PNH is a rare, chronic, and serious complement-mediated blood disorder, in which a large proportion of patients can remain anemic and some dependent on blood transfusions despite currently available standard of care, anti-C5 treatments7-10.

Full 48-week results from the Phase III APPOINT-PNH trial in treatment-naïve PNH patients will be presented at a congress in 2024.

About APPLY-PNH
APPLY-PNH (NCT04558918) was a Phase III, randomized, multinational, multicenter, active-comparator controlled, open-label trial to evaluate the efficacy and safety of twice-daily, oral Fabhalta monotherapy (200 mg) for the treatment of PNH by assessing if switching to Fabhalta was superior to continuing on anti-C5 therapies (US-approved and non-US-approved eculizumab or ravulizumab) in adult patients presenting with residual anemia (Hb <10 g/dL) despite a stable regimen of anti-C5 treatment in the last six months prior to randomization4,11. The trial enrolled 97 patients who were randomized in an 8:5 ratio to either twice-daily, oral Fabhalta monotherapy, or intravenous anti-C5 therapies (continuing with the same regimen as they were on prior to randomization)4,11.

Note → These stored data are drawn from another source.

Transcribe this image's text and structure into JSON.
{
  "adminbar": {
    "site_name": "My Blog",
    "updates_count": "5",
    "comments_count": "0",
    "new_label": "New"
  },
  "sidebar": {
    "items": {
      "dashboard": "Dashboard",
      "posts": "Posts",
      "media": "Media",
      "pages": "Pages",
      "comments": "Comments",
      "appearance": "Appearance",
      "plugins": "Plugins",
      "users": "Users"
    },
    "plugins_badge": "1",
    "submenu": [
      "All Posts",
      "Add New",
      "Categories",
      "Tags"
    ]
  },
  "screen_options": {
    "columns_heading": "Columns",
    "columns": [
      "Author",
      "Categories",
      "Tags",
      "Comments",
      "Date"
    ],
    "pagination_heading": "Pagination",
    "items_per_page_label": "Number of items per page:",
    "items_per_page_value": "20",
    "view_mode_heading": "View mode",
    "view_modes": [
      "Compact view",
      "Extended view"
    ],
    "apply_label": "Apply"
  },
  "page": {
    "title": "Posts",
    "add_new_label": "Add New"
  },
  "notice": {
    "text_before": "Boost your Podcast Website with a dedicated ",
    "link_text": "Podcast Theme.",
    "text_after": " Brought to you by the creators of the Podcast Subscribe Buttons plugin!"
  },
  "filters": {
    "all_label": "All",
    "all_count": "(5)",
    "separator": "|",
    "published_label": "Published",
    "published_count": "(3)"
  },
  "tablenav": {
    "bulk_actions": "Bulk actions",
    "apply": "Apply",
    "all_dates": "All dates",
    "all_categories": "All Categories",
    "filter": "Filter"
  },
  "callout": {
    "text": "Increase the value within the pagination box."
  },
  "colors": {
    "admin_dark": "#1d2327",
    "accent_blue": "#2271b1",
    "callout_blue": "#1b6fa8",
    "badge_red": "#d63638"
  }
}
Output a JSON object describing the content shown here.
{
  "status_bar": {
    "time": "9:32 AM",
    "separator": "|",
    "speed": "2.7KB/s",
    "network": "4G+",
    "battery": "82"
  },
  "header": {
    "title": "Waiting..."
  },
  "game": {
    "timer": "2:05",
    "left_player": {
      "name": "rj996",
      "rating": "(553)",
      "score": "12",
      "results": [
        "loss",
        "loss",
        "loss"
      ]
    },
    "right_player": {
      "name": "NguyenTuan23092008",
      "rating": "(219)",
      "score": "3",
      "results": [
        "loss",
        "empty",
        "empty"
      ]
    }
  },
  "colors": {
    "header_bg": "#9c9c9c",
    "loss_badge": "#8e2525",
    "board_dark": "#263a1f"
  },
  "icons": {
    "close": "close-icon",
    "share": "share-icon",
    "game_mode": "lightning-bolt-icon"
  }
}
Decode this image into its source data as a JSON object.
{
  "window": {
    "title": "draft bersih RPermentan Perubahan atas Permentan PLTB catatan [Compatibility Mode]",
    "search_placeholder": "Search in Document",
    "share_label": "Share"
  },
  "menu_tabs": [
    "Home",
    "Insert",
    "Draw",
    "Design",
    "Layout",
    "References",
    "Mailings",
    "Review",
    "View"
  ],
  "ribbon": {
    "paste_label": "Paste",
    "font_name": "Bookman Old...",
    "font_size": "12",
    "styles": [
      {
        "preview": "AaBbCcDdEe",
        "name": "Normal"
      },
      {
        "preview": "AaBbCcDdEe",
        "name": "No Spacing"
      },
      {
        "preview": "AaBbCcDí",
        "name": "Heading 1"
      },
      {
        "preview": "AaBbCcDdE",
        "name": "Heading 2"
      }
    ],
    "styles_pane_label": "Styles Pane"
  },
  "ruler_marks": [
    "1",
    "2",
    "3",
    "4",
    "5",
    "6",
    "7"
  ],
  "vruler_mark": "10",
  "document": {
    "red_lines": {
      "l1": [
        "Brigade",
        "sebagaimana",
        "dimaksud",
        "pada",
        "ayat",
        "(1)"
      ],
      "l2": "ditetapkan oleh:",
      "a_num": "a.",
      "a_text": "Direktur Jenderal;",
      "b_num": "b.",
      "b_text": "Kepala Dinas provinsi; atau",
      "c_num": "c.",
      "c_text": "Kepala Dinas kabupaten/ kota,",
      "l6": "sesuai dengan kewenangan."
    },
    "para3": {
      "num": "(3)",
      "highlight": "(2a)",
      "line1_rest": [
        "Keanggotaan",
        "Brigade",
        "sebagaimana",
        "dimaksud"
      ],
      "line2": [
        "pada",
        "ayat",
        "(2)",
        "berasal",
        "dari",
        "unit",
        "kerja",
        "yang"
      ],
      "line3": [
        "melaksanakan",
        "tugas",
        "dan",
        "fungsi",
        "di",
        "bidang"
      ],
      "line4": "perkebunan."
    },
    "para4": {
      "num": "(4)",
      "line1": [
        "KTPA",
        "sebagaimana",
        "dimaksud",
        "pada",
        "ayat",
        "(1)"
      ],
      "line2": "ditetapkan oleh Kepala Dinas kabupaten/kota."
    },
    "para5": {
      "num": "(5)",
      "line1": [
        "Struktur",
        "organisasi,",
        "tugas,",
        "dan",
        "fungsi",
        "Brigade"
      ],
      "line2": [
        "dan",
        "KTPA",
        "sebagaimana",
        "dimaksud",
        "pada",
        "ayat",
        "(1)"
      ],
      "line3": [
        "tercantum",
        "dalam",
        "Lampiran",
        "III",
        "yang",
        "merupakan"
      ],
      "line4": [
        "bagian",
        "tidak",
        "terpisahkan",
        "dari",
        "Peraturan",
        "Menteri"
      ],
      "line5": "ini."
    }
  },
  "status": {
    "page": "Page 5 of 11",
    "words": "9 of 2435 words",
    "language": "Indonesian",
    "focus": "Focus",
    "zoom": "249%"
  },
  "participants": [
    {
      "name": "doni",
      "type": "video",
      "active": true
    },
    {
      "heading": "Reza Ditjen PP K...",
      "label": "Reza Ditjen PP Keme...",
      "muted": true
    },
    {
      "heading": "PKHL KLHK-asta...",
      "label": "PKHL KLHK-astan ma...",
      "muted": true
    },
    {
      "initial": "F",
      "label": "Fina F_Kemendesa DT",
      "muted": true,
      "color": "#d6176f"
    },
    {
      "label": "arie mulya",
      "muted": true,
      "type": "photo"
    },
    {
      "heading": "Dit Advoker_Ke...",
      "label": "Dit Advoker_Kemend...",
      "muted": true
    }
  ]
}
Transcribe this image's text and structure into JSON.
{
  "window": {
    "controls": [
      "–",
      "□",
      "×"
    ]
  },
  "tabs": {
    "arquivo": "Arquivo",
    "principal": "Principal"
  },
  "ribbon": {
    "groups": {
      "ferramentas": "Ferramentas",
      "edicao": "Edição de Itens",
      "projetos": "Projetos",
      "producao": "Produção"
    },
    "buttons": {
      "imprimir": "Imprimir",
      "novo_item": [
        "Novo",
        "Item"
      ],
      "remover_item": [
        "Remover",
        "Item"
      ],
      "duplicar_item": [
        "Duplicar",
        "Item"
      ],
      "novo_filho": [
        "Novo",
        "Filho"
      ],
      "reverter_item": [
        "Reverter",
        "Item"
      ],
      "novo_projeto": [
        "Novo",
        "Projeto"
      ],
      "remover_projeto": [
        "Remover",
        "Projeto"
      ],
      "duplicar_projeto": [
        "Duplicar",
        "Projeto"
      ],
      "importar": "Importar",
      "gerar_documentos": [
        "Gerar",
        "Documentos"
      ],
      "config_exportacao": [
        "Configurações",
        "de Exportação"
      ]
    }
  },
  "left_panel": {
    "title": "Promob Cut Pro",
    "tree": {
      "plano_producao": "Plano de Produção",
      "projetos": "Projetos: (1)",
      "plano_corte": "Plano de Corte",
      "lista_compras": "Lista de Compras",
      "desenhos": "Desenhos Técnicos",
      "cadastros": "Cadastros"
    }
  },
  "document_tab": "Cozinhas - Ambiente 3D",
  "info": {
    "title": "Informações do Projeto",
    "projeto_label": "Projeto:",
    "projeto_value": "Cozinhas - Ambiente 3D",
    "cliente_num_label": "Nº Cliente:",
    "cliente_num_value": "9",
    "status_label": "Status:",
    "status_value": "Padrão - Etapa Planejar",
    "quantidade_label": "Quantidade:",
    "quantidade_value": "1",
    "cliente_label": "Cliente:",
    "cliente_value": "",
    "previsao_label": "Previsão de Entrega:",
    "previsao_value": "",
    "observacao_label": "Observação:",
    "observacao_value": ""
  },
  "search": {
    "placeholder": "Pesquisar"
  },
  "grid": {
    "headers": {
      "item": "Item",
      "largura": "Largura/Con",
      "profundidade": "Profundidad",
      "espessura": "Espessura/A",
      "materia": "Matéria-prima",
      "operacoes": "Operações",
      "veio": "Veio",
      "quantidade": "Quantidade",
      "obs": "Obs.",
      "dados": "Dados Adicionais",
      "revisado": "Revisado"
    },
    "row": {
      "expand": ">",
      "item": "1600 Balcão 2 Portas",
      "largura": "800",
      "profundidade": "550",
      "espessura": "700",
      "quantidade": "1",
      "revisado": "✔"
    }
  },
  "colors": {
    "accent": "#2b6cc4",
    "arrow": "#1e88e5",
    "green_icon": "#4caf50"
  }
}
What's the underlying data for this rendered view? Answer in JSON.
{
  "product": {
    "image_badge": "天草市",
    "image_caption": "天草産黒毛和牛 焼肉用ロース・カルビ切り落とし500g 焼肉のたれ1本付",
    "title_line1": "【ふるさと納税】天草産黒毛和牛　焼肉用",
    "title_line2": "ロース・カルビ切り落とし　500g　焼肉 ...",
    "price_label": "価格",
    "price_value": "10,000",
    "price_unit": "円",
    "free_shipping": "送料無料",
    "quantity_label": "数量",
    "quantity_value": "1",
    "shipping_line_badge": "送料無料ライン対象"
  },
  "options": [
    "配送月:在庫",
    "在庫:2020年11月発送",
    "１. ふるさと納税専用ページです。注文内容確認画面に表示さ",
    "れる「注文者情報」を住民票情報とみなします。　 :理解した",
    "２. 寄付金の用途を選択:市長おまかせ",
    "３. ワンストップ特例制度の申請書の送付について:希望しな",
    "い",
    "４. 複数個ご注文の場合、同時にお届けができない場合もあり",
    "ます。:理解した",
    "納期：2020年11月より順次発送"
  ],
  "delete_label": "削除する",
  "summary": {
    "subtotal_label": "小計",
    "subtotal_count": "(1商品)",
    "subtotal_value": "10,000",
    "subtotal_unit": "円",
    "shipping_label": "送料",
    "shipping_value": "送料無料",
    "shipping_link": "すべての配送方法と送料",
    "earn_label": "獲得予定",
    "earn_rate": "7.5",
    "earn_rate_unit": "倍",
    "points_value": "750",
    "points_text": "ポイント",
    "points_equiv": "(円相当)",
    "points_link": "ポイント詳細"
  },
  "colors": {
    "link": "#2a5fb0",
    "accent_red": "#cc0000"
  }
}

About paroxysmal nocturnal hemoglobinuria (PNH) 
PNH is a rare, chronic and serious complement-mediated blood disorder7. People with PNH have an acquired mutation in some of their hematopoietic stem cells (which are located in the bone marrow and can grow and develop into RBCs, white blood cells and platelets) that causes them to produce RBCs that are susceptible to premature destruction by the complement system7,8. This leads to intravascular hemolysis (destruction of RBCs within blood vessels) and extravascular hemolysis (destruction of RBCs mostly in the spleen and liver), which cause anemia (low levels of circulating RBCs), thrombosis (formation of blood clots), fatigue and other debilitating symptoms7,8.
 
It is estimated that approximately 10-20 people per million worldwide live with PNH7. Although PNH can develop at any age, it is often diagnosed in people between 30-40 years old12,13,14.
 
PNH has a significant unmet need not addressed by anti-C5 therapies (eculizumab or ravulizumab): despite treatment with anti-C5s, a large proportion of people with PNH remain anemic, and some dependent on blood transfusions7-10,15.

About Fabhalta (iptacopan)
Fabhalta (iptacopan) is an oral, Factor B inhibitor of the alternative complement pathway14,16,17. Fabhalta is FDA-approved for the treatment of adults with paroxysmal nocturnal hemoglobinuria (PNH).
 
Discovered at Novartis, Fabhalta is currently in development for a range of complement-mediated diseases including immunoglobulin A nephropathy (IgA nephropathy), C3 glomerulopathy (C3G), immune complex membranoproliferative glomerulonephritis (IC-MPGN) and atypical hemolytic uremic syndrome (aHUS).
 
Based on disease prevalence, unmet needs and data from Phase II studies, Fabhalta has received FDA approval in PNH, FDA Breakthrough Therapy Designation in C3G, orphan drug designations from the FDA and EMA in PNH and C3G, EMA PRIME designation for C3G, and EMA orphan drug designation in IgAN.